There are many places you can go for this and the best source depends on the use case. More often than not, I end up using the Local Climatological Database. Choose a geographic type, then a specific area, and you’ll see all the weather stations in this area. Add them to the cart, and then view the cart once you have all the stations you want. On the next screen choose an output format (CSV or TXT fixed width) and a date range. You submit an order and wait a bit for it to be compiled, and are notified by email when it’s ready for download. Mixed in this CSV are records that are monthly, daily, and hourly, so after downloading you’ll want to extract just the period you’re interested in. Data includes temperature, precipitation, dew point, wind speed and direction, humidity, barometric pressure, and cloud cover.

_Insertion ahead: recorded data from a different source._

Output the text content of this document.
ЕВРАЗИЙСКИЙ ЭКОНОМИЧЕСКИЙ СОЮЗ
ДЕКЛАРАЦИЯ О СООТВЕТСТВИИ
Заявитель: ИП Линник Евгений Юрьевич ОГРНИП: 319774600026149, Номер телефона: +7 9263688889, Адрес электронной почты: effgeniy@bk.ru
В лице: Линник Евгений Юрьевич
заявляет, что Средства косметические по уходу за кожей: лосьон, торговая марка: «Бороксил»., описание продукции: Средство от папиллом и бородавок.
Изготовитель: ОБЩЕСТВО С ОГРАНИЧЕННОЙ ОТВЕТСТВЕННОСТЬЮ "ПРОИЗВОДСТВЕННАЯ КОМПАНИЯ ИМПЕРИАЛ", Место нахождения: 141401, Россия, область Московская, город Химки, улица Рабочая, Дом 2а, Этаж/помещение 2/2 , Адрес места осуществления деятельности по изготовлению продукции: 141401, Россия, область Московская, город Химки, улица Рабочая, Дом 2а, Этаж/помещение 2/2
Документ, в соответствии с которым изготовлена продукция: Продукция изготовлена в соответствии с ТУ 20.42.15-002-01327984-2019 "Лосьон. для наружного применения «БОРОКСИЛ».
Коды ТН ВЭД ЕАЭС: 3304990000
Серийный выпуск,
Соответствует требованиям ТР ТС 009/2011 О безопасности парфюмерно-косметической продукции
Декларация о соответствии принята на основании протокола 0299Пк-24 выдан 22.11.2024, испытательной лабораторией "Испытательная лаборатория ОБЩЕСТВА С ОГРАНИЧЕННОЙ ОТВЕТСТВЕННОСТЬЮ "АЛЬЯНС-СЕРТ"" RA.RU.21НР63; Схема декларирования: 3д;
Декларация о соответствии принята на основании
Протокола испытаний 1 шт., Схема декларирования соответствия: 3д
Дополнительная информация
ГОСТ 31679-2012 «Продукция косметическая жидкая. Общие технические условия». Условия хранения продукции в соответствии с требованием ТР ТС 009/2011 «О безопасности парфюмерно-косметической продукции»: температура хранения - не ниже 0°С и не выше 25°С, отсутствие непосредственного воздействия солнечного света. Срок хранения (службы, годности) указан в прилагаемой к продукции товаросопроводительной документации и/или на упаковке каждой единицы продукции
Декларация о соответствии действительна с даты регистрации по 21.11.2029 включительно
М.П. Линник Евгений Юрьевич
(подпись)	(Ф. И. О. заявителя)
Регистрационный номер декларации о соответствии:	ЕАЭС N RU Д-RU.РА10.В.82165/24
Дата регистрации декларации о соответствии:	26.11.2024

NOAA Local Climatological Data Map Tool
Map Tool search interface for NOAA Local Climatological Data

Some processing is required to make these files GIS ready. Each record represents an observation at a station at a given point in time, so if you plot these “as is” the likely idea is you’re making an illustrated time series of some sort, as you’ll have tons of observations plotted on a few spots (where the stations are). If this isn’t desirable, then you’ll filter records to create extracts for just a given point in time, maybe separate features for each time period. For monthly summaries you can pivot time to columns, to create a column for each month and indicator. This would be impractical for daily or hourly summaries, unless you’re focusing on a single month for the former or day / week for the latter (otherwise you’ll have a bazillion columns).

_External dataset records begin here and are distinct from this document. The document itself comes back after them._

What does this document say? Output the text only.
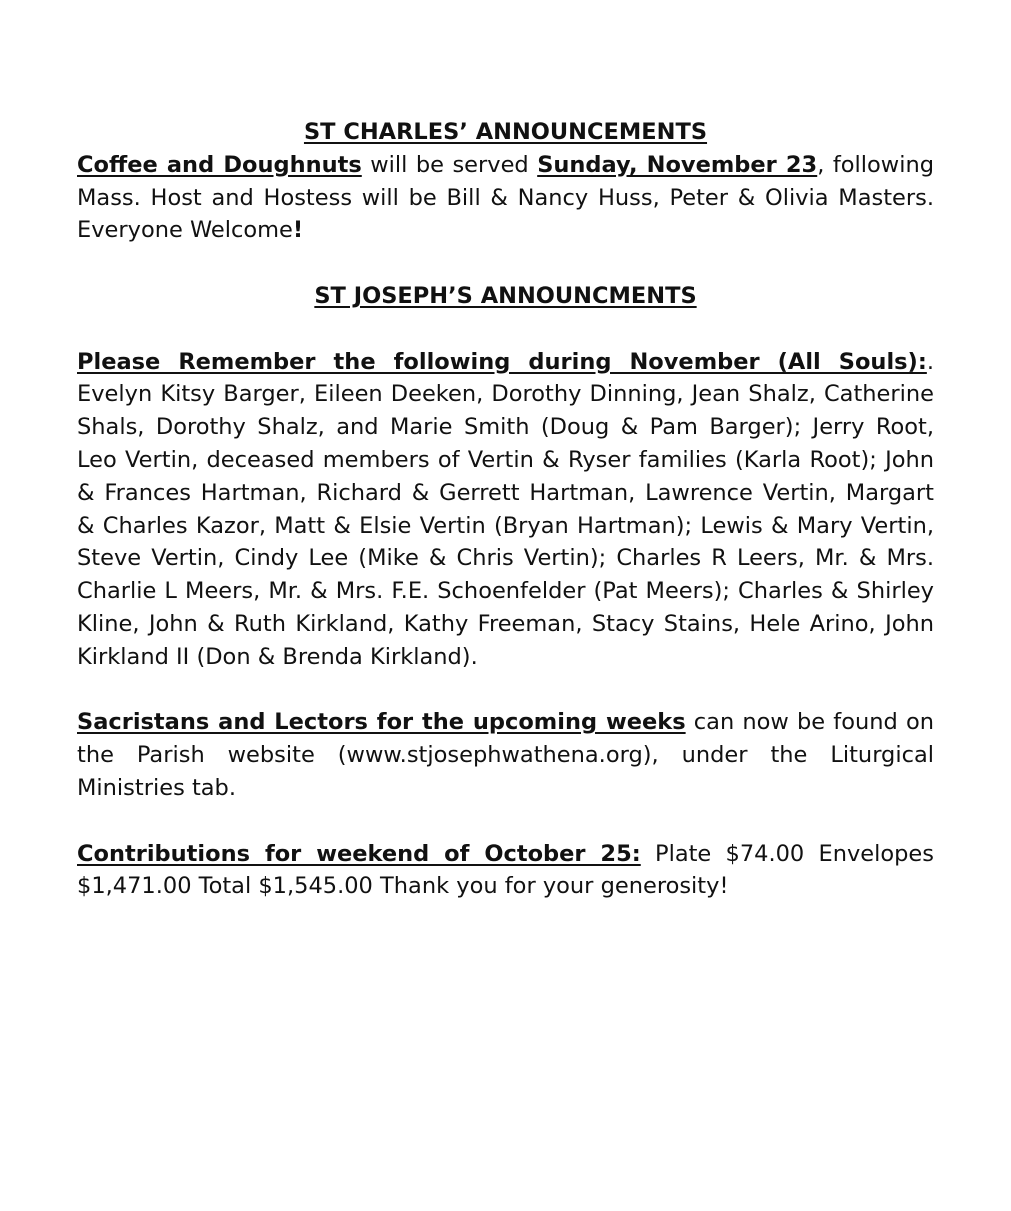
ST CHARLES’ ANNOUNCEMENTS

Coffee and Doughnuts will be served Sunday, November 23, following Mass. Host and Hostess will be Bill & Nancy Huss, Peter & Olivia Masters. Everyone Welcome!

ST JOSEPH’S ANNOUNCMENTS

Please Remember the following during November (All Souls):. Evelyn Kitsy Barger, Eileen Deeken, Dorothy Dinning, Jean Shalz, Catherine Shals, Dorothy Shalz, and Marie Smith (Doug & Pam Barger); Jerry Root, Leo Vertin, deceased members of Vertin & Ryser families (Karla Root); John & Frances Hartman, Richard & Gerrett Hartman, Lawrence Vertin, Margart & Charles Kazor, Matt & Elsie Vertin (Bryan Hartman); Lewis & Mary Vertin, Steve Vertin, Cindy Lee (Mike & Chris Vertin); Charles R Leers, Mr. & Mrs. Charlie L Meers, Mr. & Mrs. F.E. Schoenfelder (Pat Meers); Charles & Shirley Kline, John & Ruth Kirkland, Kathy Freeman, Stacy Stains, Hele Arino, John Kirkland II (Don & Brenda Kirkland).

Sacristans and Lectors for the upcoming weeks can now be found on the Parish website (www.stjosephwathena.org), under the Liturgical Ministries tab.

Contributions for weekend of October 25: Plate $74.00 Envelopes $1,471.00 Total $1,545.00 Thank you for your generosity!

Annoyingly, the CSV option doesn’t include any of the station information in the download (like the standard WBAN ID, name, longitude, latitude, and elevation) except for one unique identifier. I know that this information was all included in the past, and am not sure why it was dropped. The TXT version includes the station info, but fixed-width files are a pain to work with. If you are working with a small number of stations, you can pull the station info individually by previewing the station on the download screen (click on the station title or little eye symbol). The five digit WBAN number is included as the last 5 digits of the identifier in the CSV, so you can identify and relate each one. If you don’t want to mess with copying and pasting, you can generate a second extract for all the stations for just a single day and download that in the TXT format, and then parse just the station columns and associate them with your main table.

There are multiple ways that you can create extracts for this data beyond the example I just provided, available from the main data tools page. For a more refined search you can select the summary period (yearly, monthly, daily, hourly) and targeted variables in advance. There are also FTP options for bulk downloads.

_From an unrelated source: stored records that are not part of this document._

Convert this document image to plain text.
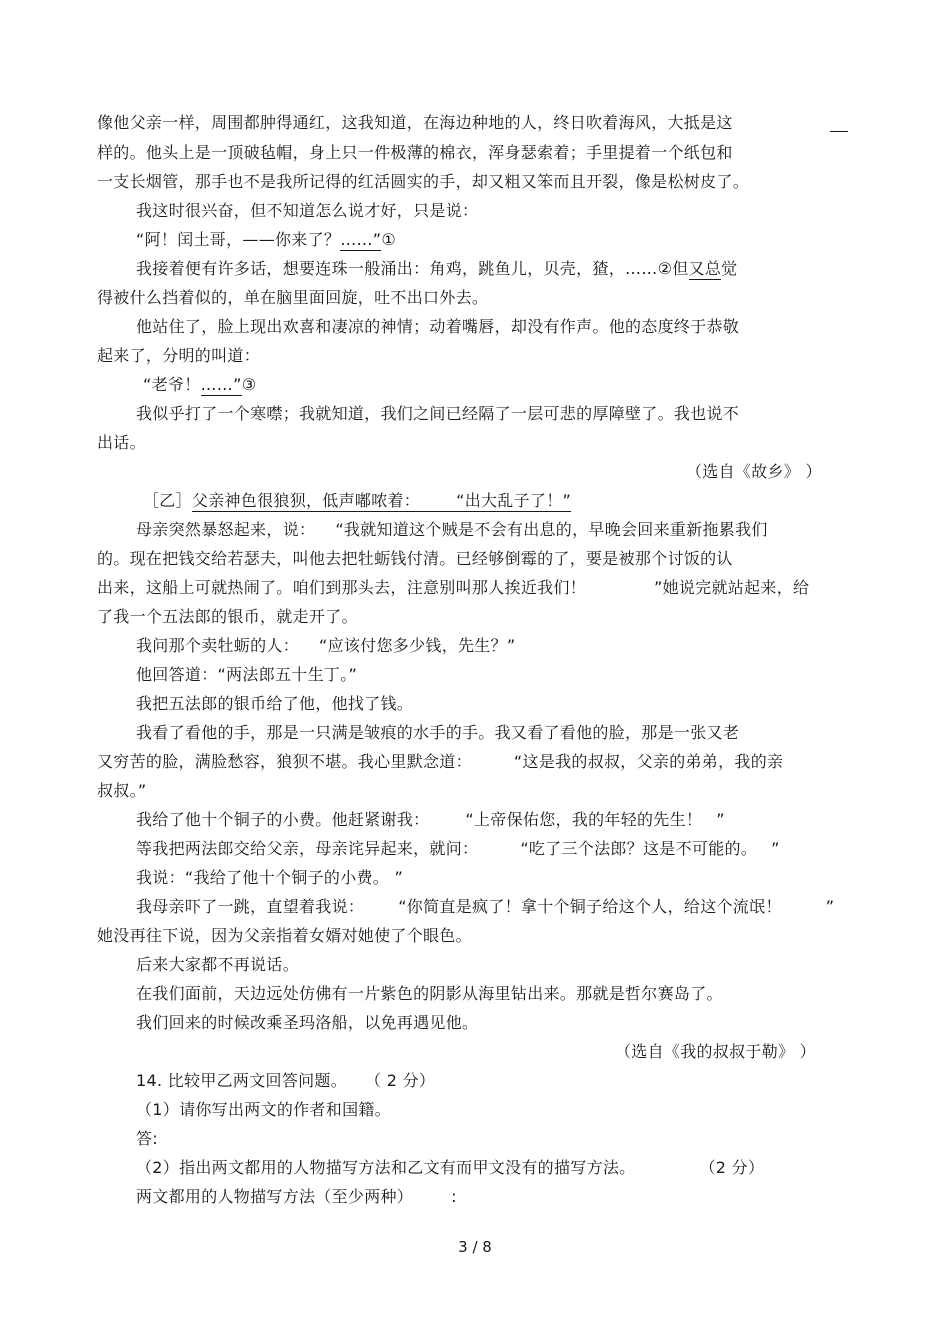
像他父亲一样，周围都肿得通红，这我知道，在海边种地的人，终日吹着海风，大抵是这
样的。他头上是一顶破毡帽，身上只一件极薄的棉衣，浑身瑟索着；手里提着一个纸包和
一支长烟管，那手也不是我所记得的红活圆实的手，却又粗又笨而且开裂，像是松树皮了。
我这时很兴奋，但不知道怎么说才好，只是说：
“阿！闰土哥，——你来了？……”①
我接着便有许多话，想要连珠一般涌出：角鸡，跳鱼儿，贝壳，猹，……②但又总觉
得被什么挡着似的，单在脑里面回旋，吐不出口外去。
他站住了，脸上现出欢喜和凄凉的神情；动着嘴唇，却没有作声。他的态度终于恭敬
起来了，分明的叫道：
“老爷！……”③
我似乎打了一个寒噤；我就知道，我们之间已经隔了一层可悲的厚障壁了。我也说不
出话。
（选自《故乡》 ）
［乙］父亲神色很狼狈，低声嘟哝着： “出大乱子了！”
母亲突然暴怒起来，说： “我就知道这个贼是不会有出息的，早晚会回来重新拖累我们
的。现在把钱交给若瑟夫，叫他去把牡蛎钱付清。已经够倒霉的了，要是被那个讨饭的认
出来，这船上可就热闹了。咱们到那头去，注意别叫那人挨近我们！	”她说完就站起来，给
了我一个五法郎的银币，就走开了。
我问那个卖牡蛎的人： “应该付您多少钱，先生？”
他回答道：“两法郎五十生丁。”
我把五法郎的银币给了他，他找了钱。
我看了看他的手，那是一只满是皱痕的水手的手。我又看了看他的脸，那是一张又老
又穷苦的脸，满脸愁容，狼狈不堪。我心里默念道：	“这是我的叔叔，父亲的弟弟，我的亲
叔叔。”
我给了他十个铜子的小费。他赶紧谢我： “上帝保佑您，我的年轻的先生！ ”
等我把两法郎交给父亲，母亲诧异起来，就问：	“吃了三个法郎？这是不可能的。 ”
我说：“我给了他十个铜子的小费。 ”
我母亲吓了一跳，直望着我说： “你简直是疯了！拿十个铜子给这个人，给这个流氓！	”
她没再往下说，因为父亲指着女婿对她使了个眼色。
后来大家都不再说话。
在我们面前，天边远处仿佛有一片紫色的阴影从海里钻出来。那就是哲尔赛岛了。
我们回来的时候改乘圣玛洛船，以免再遇见他。
（选自《我的叔叔于勒》 ）
14. 比较甲乙两文回答问题。 （ 2 分）
（1）请你写出两文的作者和国籍。
答:
（2）指出两文都用的人物描写方法和乙文有而甲文没有的描写方法。	（2 分）
两文都用的人物描写方法（至少两种） :
3 / 8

One thing that surprises folks who are new to working with this data, is that there aren’t many weather stations. For the LCD, my home state of Delaware only has three, one in each county. The entire City of New York only has three as well, at each of the airports and one in Central Park. If you’re not interested in points and want areas, then you would need to gather a significant number of stations and do interpolation. Or – use data that’s already modeled. I mentioned PRISM at Oregon State in a previous post, as a nice source for national US rasters of temperature and precipitation that you can generate for dailies, monthlies, and normals.